Chi ha interesse a conoscere la vicenda, può anche
consultare alcune URL, in particolare, i più documentati mi sembrano:
http://www.madonnadelleghiaie.it/
http://www.madonnadelleghiaie.it/italiano/bibliografia.asp
Al di là della vicenda delle apparizioni (che andrebbe
inquadrata in un contesto critico soprattutto per le simbologie e le
descrizioni che ne fa Adelaide, che lette così come sono sembrerebbero la
ripresa di certe iconografie decisamente pietiste), che è materia affidata
alle convinzioni personali di ognuno, colpisce non poco la vicenda della
piccola Adelaide, allora di 7 anni, e al travaglio che dovette subire per
aver confessato, prima agli amici e poi agli ecclesiastici, le sue
visioni. Paradossale perché in Italia si crede senza colpo ferire a
tutte le panzane di uno che racconta di parlare con Dio e si tormenta sino
al plagio una ragazzina (che lo stesso P. Gemelli, già fondatore
dell'Università Cattolica e psichiatra di chiara fama, così severo ad
esempio con Padre Pio, ritenne sanissima di mente la piccola
Adelaide e, anzi, di carattere decisamente estraneo e opposto ai tipici
casi di isteria). La si tormentò sino a costringerla con l'inganno a
firmare una ritrattazione (smentita che a sua volta fu ritrattata da
Adelaide, ormai adulta e sposata, con un atto notarile - consapevole di
essere stata tradita dal suo inquisitore, che l'aveva plagiata col
terrorismo sul peccato e sull'inferno). Vicenda che si può leggere
sul sito sopra citato.
Per i credenti la vicenda non è soltanto una curiosità,
anche perché i messaggi della Madonna delle Ghiaie, riferiti da Adelaide,
sono estremamente pertinenti con le problematiche socio-religiose
contemporanee.
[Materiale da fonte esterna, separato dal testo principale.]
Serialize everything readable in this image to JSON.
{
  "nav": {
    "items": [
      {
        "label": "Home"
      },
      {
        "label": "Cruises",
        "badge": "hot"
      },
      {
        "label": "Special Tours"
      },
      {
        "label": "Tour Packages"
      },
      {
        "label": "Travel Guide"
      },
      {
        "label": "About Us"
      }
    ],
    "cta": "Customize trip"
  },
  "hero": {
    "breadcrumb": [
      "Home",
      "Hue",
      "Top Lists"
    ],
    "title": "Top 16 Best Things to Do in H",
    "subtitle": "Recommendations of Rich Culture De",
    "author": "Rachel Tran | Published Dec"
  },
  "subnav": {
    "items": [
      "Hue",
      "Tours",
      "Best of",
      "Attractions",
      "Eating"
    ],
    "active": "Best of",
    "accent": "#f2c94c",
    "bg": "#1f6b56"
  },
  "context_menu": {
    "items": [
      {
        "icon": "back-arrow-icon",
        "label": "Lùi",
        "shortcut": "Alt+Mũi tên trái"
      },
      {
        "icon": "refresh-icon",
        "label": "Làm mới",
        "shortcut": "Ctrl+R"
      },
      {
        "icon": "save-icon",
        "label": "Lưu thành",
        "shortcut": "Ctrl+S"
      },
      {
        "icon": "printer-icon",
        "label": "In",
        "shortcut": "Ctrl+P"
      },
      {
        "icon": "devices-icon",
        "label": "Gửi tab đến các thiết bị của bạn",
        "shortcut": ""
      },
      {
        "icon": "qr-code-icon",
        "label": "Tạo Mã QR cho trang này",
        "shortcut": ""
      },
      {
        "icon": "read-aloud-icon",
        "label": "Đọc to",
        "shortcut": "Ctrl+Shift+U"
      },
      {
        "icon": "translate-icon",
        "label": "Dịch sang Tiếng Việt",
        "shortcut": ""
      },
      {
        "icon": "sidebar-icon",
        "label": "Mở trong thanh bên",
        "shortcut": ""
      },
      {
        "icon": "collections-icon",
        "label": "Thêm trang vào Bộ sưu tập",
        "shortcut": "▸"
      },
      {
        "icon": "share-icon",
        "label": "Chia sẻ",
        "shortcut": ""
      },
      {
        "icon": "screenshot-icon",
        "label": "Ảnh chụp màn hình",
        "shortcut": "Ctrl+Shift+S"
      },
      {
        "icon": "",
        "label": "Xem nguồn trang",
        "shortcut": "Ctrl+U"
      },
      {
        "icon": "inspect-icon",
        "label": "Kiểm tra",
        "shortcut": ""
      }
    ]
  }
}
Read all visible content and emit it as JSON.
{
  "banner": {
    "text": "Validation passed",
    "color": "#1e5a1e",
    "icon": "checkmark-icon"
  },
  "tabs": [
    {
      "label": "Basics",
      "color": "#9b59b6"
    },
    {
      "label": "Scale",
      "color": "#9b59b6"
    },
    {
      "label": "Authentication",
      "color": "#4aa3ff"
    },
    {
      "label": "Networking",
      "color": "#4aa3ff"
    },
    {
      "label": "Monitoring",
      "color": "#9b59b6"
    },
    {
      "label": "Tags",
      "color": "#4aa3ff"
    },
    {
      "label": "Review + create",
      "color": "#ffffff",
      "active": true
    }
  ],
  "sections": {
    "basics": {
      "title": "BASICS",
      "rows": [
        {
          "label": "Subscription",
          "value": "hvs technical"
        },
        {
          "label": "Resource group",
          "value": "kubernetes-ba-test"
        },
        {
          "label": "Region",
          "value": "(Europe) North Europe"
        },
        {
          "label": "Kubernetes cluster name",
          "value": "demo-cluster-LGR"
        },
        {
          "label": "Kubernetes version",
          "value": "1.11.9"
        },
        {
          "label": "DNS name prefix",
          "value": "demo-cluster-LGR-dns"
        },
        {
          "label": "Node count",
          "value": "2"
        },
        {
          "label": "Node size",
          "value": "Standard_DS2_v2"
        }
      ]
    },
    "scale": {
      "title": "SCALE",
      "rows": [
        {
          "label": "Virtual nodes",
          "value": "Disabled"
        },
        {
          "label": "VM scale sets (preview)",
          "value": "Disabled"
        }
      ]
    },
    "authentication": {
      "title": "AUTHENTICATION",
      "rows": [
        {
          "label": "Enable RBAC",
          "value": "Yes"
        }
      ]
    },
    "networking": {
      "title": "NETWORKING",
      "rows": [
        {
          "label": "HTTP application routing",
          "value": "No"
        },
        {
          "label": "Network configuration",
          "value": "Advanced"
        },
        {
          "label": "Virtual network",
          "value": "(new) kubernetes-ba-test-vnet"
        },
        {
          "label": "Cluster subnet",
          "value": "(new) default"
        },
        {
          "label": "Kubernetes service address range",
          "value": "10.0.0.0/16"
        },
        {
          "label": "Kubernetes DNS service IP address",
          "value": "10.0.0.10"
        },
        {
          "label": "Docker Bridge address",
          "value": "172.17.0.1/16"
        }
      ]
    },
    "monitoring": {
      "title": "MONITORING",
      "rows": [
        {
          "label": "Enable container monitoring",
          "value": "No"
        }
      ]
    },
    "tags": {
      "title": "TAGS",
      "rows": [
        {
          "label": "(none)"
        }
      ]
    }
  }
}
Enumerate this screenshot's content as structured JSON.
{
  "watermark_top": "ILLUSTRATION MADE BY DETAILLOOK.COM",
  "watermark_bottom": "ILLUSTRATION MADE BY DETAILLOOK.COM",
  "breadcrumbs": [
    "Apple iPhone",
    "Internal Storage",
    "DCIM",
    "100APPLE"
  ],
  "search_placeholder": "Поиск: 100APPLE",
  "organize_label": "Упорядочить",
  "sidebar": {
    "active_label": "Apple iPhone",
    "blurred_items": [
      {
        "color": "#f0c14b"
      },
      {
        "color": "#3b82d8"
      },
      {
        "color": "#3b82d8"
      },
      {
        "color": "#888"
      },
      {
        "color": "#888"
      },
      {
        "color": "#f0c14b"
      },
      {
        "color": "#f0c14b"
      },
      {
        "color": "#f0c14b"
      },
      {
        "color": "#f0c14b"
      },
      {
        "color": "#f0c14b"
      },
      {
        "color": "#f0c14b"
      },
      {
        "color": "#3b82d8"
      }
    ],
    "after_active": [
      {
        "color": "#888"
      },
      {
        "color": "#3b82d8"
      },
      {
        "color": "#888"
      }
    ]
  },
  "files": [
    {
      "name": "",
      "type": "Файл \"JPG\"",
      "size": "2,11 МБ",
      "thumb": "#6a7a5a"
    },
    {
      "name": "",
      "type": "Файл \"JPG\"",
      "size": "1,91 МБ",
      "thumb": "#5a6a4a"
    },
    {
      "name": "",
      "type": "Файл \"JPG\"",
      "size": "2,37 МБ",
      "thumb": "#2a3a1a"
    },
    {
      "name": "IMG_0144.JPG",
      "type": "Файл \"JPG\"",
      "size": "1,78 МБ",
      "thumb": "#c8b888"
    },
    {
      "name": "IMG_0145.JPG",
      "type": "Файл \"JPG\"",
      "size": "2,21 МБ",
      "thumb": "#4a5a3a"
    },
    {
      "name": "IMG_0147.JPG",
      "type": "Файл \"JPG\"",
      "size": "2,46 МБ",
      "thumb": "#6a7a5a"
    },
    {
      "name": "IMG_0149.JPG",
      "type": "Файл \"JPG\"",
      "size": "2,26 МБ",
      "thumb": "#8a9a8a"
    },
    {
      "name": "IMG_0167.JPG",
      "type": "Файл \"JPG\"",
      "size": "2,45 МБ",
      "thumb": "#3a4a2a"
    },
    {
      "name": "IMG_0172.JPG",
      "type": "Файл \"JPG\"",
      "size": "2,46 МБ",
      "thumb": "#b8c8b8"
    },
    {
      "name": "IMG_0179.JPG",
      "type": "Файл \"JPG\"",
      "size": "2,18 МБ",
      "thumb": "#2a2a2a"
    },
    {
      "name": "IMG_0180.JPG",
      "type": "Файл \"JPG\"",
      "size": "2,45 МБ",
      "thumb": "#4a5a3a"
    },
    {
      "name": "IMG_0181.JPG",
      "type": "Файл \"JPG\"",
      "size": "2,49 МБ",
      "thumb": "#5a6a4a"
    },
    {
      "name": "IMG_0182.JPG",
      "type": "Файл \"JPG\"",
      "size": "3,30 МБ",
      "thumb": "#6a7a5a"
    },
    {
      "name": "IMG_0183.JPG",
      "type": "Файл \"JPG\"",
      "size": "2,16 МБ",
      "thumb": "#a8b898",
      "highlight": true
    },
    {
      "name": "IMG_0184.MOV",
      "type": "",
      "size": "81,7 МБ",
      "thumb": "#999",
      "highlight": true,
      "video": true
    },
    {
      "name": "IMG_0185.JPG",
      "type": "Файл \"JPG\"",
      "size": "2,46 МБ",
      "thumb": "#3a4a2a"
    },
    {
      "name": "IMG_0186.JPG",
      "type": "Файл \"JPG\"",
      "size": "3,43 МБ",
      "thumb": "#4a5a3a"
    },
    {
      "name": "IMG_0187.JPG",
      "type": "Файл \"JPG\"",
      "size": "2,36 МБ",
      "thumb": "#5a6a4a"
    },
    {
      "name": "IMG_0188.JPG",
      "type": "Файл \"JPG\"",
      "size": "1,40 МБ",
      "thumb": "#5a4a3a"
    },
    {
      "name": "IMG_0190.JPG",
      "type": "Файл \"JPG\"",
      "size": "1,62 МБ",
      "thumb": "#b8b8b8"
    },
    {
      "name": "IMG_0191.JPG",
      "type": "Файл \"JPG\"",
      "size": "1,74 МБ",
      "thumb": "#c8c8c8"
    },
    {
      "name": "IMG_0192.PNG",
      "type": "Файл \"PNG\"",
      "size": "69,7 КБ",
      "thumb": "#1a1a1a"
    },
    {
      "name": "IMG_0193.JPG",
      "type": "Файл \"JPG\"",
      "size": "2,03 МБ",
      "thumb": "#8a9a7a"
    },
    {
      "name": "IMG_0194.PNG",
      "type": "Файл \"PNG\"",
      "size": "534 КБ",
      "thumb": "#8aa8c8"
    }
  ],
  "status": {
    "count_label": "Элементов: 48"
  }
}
E peraltro l'iniziale rigidità delle gerarchie
ecclesiastiche si attenuò negli anni e lo stesso rigoroso vescovo Gaddi
(colui che accolse e affidò a p. Turoldo il convento di Fontanelle, che
ora è un attivissimo centro di cultura) pur non smentendo il predecessore,
tuttavia non vietò il culto della Madonna delle Ghiaie.
Marco Da Prato infatti non è un pietista o un bigotto, è
anzi un intellettuale molto attento ai valori della Costituzione Italiana
e che da tempo sta lottando, forse un po' anarchicamente e certo in modo
radicale - come è giusto - per denunciare i soprusi dei partiti politici e
dei loro dirigenti. Potrà apparire strana questa sua eccentricità:
ma perché no? Ci sembra invece molto rigorosa e attenta a connettere
significati che superficialmente potrebbero sembrare lontani.